SÃO PAULO – Blogueiros dão recado às empresas e seus blogs corporativos. E a palavra “controle” está fora de cogitação.
No maior (e mais polêmico) painel do Seminário INFO Redes Sociais, seis blogueiros se uniram a Manoel Lemos, do BlogBlogs, para discutir um Manual de sobrevivência empresarial dos blogs. Estavam presentes Reinaldo Azevedo, da Veja; Lucia Freitas, do Ladybug; Edney Souza, do Interney Blogs; Carlos Cardoso, do Meio Bit; Carlos Merigo, do Brainstorm #9 e Beatriz Kunze, a Garota sem fio.
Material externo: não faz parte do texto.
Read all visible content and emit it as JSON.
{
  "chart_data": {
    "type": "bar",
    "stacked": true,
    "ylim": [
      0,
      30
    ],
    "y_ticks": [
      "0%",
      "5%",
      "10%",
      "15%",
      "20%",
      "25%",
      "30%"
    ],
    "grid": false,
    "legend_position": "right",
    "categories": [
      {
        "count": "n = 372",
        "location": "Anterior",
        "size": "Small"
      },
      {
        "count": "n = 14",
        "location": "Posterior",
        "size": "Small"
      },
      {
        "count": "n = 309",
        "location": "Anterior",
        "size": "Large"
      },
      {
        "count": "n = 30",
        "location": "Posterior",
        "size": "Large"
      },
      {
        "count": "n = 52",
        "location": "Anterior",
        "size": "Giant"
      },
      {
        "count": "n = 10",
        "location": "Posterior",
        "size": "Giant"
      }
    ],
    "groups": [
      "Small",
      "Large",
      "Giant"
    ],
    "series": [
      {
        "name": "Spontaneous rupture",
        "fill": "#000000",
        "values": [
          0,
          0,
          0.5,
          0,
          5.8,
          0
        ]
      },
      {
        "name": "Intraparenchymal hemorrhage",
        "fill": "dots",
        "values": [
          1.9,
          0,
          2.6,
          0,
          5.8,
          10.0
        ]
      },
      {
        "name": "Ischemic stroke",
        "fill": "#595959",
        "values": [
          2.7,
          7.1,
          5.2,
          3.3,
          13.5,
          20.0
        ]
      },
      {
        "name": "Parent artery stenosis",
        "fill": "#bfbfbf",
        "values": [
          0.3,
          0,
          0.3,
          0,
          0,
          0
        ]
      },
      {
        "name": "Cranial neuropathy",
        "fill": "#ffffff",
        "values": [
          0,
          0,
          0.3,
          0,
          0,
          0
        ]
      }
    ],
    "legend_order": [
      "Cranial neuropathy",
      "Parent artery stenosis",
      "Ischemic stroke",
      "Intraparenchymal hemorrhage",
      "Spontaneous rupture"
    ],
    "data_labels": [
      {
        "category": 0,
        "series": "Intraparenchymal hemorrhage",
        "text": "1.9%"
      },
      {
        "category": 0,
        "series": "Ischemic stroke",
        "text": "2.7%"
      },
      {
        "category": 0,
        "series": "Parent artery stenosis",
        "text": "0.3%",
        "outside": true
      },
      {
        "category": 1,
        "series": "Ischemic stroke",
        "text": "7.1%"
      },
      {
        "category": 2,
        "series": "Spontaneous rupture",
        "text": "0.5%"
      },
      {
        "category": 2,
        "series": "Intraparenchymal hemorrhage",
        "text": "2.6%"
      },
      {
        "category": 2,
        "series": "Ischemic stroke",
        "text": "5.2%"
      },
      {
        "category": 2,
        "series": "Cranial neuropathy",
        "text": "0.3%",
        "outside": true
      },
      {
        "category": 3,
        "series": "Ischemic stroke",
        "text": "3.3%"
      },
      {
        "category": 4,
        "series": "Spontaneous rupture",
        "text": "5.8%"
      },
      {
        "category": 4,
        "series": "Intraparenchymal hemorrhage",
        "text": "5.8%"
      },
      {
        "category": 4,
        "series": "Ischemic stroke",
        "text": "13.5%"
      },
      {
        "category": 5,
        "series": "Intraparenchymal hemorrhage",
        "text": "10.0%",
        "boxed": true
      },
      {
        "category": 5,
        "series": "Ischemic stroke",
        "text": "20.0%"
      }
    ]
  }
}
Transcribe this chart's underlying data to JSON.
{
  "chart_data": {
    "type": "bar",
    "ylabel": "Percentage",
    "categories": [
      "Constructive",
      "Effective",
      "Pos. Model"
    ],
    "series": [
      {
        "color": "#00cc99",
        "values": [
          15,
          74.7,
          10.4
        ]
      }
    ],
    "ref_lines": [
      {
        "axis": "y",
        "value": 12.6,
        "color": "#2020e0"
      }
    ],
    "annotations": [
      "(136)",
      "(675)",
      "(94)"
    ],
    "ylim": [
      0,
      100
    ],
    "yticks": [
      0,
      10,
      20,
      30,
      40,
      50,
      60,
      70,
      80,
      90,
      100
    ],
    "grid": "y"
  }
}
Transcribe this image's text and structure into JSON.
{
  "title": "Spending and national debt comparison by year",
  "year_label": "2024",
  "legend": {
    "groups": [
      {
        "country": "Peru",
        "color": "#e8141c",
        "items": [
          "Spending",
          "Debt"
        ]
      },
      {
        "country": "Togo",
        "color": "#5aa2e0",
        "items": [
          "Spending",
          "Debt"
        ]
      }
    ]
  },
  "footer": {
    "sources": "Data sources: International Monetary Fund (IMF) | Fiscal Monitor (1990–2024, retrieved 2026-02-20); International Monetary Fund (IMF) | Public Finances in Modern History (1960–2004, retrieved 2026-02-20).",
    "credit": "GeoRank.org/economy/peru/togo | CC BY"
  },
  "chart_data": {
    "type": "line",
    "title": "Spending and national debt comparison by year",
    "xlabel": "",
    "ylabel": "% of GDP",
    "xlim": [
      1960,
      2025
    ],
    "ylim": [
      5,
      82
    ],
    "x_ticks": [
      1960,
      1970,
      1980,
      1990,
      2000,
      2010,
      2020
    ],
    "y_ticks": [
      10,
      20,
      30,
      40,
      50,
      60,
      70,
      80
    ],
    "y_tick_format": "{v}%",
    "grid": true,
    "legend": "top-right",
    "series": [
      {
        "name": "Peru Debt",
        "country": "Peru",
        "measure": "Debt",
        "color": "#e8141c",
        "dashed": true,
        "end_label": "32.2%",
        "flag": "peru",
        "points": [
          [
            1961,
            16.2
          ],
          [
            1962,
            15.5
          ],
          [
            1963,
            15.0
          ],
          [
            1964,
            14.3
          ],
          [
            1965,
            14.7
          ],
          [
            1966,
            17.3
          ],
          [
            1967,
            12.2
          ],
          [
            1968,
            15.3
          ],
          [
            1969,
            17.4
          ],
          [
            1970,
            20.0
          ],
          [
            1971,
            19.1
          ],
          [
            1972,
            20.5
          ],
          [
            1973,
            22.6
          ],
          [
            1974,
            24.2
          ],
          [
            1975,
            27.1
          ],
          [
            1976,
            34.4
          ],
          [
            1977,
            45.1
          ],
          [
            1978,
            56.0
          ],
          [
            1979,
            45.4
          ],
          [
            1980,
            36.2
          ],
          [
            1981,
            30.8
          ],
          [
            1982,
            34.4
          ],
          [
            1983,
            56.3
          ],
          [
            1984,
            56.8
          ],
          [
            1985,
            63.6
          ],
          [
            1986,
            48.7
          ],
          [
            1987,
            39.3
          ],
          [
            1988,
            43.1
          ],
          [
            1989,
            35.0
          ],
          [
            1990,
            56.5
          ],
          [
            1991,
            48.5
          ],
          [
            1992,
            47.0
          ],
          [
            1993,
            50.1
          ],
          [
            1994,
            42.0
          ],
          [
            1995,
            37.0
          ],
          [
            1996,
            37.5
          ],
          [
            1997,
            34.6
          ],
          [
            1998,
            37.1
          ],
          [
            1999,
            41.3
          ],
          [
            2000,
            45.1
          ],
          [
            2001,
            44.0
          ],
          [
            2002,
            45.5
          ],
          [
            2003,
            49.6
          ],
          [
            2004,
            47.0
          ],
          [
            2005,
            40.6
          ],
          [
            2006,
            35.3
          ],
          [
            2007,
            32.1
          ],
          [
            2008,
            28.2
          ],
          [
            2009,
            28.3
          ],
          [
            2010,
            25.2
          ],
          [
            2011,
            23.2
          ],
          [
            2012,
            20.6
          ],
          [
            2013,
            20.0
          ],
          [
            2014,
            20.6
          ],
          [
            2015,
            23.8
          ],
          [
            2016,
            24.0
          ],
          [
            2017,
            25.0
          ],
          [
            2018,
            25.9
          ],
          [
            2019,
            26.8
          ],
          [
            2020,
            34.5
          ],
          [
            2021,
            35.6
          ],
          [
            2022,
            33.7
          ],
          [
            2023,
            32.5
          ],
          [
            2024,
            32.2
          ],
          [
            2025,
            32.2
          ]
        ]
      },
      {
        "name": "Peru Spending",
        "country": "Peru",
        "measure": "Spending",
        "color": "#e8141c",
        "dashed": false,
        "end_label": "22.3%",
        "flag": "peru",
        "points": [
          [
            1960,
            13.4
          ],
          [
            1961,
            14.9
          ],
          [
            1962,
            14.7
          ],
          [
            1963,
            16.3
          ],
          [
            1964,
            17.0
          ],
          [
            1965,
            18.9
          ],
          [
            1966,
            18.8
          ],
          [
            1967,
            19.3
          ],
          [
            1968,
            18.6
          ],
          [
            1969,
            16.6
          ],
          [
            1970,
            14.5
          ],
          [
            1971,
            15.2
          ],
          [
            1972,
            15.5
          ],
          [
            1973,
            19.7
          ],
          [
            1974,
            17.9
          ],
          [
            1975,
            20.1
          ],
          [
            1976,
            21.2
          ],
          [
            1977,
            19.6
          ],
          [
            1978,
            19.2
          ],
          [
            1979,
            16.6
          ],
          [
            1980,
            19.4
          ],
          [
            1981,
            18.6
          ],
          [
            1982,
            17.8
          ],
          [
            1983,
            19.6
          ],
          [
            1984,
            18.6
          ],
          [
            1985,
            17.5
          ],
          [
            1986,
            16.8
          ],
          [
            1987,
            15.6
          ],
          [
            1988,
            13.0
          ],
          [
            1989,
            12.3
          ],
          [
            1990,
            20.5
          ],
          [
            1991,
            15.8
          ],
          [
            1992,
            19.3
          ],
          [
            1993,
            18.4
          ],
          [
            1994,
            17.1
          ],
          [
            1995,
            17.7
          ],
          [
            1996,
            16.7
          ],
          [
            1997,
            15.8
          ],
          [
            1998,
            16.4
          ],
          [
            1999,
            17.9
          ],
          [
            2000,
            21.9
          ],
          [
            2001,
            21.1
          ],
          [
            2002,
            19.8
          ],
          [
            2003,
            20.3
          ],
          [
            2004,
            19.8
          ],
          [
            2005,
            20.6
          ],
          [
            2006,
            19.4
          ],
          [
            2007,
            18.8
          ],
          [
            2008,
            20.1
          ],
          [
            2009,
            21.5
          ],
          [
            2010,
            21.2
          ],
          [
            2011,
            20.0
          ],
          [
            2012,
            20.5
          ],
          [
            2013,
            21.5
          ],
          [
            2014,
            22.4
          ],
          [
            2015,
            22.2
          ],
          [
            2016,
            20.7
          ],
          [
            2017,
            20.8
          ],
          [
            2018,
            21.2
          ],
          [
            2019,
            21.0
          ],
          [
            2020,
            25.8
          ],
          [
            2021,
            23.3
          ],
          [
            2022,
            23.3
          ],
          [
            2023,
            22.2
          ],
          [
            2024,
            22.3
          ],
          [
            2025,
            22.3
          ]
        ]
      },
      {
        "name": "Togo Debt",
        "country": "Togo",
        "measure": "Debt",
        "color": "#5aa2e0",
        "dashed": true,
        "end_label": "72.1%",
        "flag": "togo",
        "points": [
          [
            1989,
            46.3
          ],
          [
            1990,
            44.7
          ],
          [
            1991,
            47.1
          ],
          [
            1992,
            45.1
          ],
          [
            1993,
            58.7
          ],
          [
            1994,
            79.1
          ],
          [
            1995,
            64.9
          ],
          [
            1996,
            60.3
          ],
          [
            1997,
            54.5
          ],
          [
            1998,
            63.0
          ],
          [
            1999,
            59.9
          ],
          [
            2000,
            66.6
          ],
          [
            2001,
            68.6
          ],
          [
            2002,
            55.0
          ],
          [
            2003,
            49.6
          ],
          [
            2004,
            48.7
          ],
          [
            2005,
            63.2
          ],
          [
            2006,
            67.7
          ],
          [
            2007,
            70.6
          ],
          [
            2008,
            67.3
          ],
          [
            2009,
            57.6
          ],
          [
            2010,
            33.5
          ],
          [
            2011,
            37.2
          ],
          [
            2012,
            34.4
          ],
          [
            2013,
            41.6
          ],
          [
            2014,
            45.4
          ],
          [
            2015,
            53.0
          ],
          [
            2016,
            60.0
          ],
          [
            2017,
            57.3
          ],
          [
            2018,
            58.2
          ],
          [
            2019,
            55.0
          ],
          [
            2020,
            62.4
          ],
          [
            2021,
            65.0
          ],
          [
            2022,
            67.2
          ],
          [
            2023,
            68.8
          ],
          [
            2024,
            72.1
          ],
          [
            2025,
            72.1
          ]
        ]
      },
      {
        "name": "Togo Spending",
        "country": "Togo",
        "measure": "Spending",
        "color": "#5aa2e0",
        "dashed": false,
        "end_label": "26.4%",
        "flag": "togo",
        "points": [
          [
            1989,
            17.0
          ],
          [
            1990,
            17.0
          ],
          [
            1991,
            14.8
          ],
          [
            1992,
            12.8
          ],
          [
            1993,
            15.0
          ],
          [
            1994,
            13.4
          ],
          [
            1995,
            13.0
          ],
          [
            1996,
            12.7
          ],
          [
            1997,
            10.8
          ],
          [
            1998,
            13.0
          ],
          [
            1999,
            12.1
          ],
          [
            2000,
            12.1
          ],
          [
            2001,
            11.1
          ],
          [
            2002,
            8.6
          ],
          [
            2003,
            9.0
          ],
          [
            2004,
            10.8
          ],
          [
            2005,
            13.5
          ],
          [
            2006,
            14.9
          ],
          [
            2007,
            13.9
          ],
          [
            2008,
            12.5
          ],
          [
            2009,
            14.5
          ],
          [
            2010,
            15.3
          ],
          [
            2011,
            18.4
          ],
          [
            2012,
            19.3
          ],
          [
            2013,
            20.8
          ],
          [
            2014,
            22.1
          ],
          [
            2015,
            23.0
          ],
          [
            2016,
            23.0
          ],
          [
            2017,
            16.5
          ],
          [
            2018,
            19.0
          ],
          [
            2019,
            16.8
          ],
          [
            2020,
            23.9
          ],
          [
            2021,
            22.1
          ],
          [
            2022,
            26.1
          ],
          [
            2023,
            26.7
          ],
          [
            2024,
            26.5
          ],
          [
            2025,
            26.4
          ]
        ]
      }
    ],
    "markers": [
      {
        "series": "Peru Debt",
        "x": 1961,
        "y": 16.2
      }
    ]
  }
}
Quais as oportunidades e ciladas que surgem quando uma empresa resolve dar as caras na blogosfera? A primeira lição é atuar com transparência. A moderação deve servir apenas para evitar internautas desagradáveis, com palavreado chulo e ofensivo. Excluir um comentário negativo ou criar usuários fake para responder a reclamações de internautas pode ser um tiro no pé. Da mesma forma, rechaçar blogs do tipo “eu odeio a empresa X” acaba por trazer mais dor de cabeça do que ajudar a limpar o nome da empresa na rede.
“Há casos desastrosos de companhias que tentaram excluir blogs negativos a seus produtos. Se você tira um blog do ar, surgem mais 10 para comentar o fato de você ter tirado”, afirma Carlos Merigo, do Brainstorm #9.
Reinaldo Azevedo, que recebe cerca de 2,5 mil comentários por dia em seu polêmico blog de política, acredita que qualquer forma de controle soa como censura na internet. No entanto, segundo ele, há limites para isso. Apenas 700 comentários acabam sendo publicados. Segundo ele, as outras 1,8 mil opiniões são impróprias ou são de correntes de discussão paralelas. “Se quiser me ofender, crie um blog para me ofender. Eu não publico. Cada um no seu quadrado”, diz Azevedo.
Mas não basta apenas criar um canal para saber o que o cliente pensa. O blog gera uma expectativa de resposta rápida ao usuário insatisfeito. Por isso, é necessário ter uma boa infra-estrutura de atendimento prático ao cliente, não apenas a teória. “Uma fabricante de celulares entrou em contato comigo para saber porque havia tantos comentários negativos sobre ela nos blogs”, afirma Bia Kunze, que escreve resenhas sobre equipamentos sem fio. Segundo ela, o suporte da empresa era precário, uma primeira resposta aos questionamentos da fabricante.
Conteúdo e foco no público
Mas não basta seguir as boas práticas da transparência e não ser bom na matéria prima principal, senão única, de um blog: o conteúdo. E ele deve combinar com o perfil do cliente da empresa. “A linguagem depende do perfil da companhia. Se ela focar num público mais jovem, a linguagem é mais informal. Se for para executivos, é bom tratar como o leitor como ‘senhor’”, diz Edney Souza, do Interney Blogs.
A questão de posts pagos mais uma vez foi levantada na mesa. Agora, com o (nem tão recente assim) caso da galadeira da Coca-Cola. A empresa enviou minigeladeiras para nove dos principais blogueiros, que repercutiram a ação de marketing. O blog BlueBus chamou-os de Blogueiros de aluguel e deu início à confusão.
Polêmicas a parte, Lucia Freitas, do Ladybug, lembrou que casos que dividem opiniões podem ser positivos para as empresas. “A Coca-cola ganhou com a repercussão da história da geladeira”, diz.
Cardoso do Meio Bit, um adepto dos posts pagos, defende a transparência com o leitor. O importante é analisar se a propaganda que entrará no blog tem a ver com o público que consome aquela informação. “O preço dos blogueiros é bem mais alto que os 50 dólares que valem a geladeira da Coca-cola. O meu leitor está muito mais ciente da minha relação com a empresa do que em outros veículos”, afirma Cardoso.
Para exemplificar, ele defende que escrever posts sobre a viagem patrocinada por uma empresa, descrevendo como foi a hospedagem e os passeios realizados, é mais transparente do que usar o “jornalista viajou a convite da empresa Y” no pé da matéria, como é comum nos veículos “tradicionais”.